In terms of policy, only one resolution was brought forward, which was drafted to ratify the Executive Board’s earlier interim policy that endorsed Governor Matt Mead’s plan to manage wolves upon delisting. The unanimously adopted resolution states:
Be it resolved that the Wyoming Wool Growers Association supports the proposal brought forward by Governor Matt Mead, which has been agreed to by the U.S. Fish and Wildlife Service and which has been adopted by the Wyoming Game and Fish Commission through the document entitled “Wyoming Gray Wolf Management Plan” dated Sept. 14, 2011, and;
Be it Further Resolved that the WWGA ONLY supports the proposal as outlined and proposed by Governor Mead, and any modification to either the Governor’s proposal or the Game and Fish Commissions Sept. 14, 2011 plan that reflects the Governor’s proposal may immediately result in the withdrawal of the WWGA’s support.
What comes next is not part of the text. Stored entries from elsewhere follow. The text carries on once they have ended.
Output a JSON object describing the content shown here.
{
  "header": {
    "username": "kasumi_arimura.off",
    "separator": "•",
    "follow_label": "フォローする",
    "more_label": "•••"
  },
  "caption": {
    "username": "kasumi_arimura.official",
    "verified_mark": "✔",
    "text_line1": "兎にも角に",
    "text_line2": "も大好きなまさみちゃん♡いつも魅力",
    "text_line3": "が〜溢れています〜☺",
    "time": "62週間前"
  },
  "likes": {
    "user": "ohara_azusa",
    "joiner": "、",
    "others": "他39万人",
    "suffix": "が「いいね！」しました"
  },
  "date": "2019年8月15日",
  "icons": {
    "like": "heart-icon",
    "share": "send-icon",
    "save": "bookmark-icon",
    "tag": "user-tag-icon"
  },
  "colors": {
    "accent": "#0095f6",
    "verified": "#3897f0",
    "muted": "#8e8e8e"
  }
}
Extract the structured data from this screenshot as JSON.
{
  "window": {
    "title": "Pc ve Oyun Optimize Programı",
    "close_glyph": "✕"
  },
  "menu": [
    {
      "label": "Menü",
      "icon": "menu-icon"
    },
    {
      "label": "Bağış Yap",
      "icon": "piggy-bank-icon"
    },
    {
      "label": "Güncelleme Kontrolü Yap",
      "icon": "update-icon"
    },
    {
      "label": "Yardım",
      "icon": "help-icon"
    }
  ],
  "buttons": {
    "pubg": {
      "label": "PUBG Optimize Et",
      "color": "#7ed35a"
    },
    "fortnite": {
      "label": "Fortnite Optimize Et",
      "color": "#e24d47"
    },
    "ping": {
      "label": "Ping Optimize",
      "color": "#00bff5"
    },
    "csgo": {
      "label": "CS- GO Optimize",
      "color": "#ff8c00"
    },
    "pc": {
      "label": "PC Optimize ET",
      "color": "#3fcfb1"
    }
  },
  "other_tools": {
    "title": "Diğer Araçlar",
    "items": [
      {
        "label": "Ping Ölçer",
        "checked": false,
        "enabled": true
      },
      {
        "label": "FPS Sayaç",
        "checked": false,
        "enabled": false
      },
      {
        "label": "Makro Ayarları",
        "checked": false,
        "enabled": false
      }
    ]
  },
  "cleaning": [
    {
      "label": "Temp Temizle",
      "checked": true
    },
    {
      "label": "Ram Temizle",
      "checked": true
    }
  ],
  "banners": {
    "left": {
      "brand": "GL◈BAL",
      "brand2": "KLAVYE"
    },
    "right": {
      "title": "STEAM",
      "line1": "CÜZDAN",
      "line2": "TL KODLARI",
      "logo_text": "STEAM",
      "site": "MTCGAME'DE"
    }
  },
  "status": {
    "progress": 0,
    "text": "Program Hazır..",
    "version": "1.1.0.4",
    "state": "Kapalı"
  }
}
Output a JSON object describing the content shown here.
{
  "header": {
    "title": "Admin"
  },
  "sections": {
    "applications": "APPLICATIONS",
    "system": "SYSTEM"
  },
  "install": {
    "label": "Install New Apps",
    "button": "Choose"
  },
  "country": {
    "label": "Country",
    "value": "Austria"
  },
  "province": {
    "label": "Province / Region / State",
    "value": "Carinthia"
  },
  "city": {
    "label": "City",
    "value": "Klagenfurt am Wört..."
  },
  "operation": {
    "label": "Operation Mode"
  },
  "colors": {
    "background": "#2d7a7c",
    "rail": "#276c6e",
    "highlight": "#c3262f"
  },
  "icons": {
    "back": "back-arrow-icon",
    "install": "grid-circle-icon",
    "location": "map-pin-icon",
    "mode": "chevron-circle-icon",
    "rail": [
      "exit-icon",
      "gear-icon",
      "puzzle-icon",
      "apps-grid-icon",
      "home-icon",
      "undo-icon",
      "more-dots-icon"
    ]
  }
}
Following the conclusion of the annual business meeting, the majority of the convention was focused on addressing several issues of grave importance to the Wyoming and Idaho sheep industries. Paramount was the issue of elimination of domestic sheep grazing permits in the name of big horn sheep. While Wyoming has been perceived to be in better stead than many of the other western states due to the development and adoption of the “Wyoming Domestic/Big Horn Sheep Management Plan,” that is not the case in Idaho, which has recently seen several multi-generational Forest Service grazing allotments vacated by the U.S. Forest Service in their wrong-headed rush to ostensibly “protect” Big Horns.
While Wyoming has not seen the challenges that Idaho has, that is changing as the rabid anti-livestock extremist group known as Western Watersheds has now brought its well-financed team of attorneys and activists to Wyoming with the express purpose of eliminating, through whatever means necessary, the grazing of livestock on federal lands.
Many have described the activities and agenda of Western Watersheds as disgusting and disturbing, and these activities were the subject of much discussion during the joint meeting. The industry has little choice but to meet this onslaught head-on, and strategies and plans are being put in place to do so.
Despite the “heavy” nature of many of the topics brought forward and discussed during the convention, there was still time for enjoyment and socializing. The convention was described by many as “fun,” “enlightening,” “worth the drive” and “should be done again.” Plans are already underway for the 2012 convention, which will once again be brought back to and held in Wyoming.
The WWGA wants to thank all those who took the time to make the drive over to Sun Valley, and those same folks for expressing their support and devotion to the WWGA. In particular, the WWGA wants to especially thank Wyoming Director of Agriculture Jason Fearneyough and newly appointed of Wyoming Livestock Board Director Leanne Stevenson for taking time out of their busy schedules to attend the convention. Many positive statements were heard about their presence and contribution to the overall success of the convention.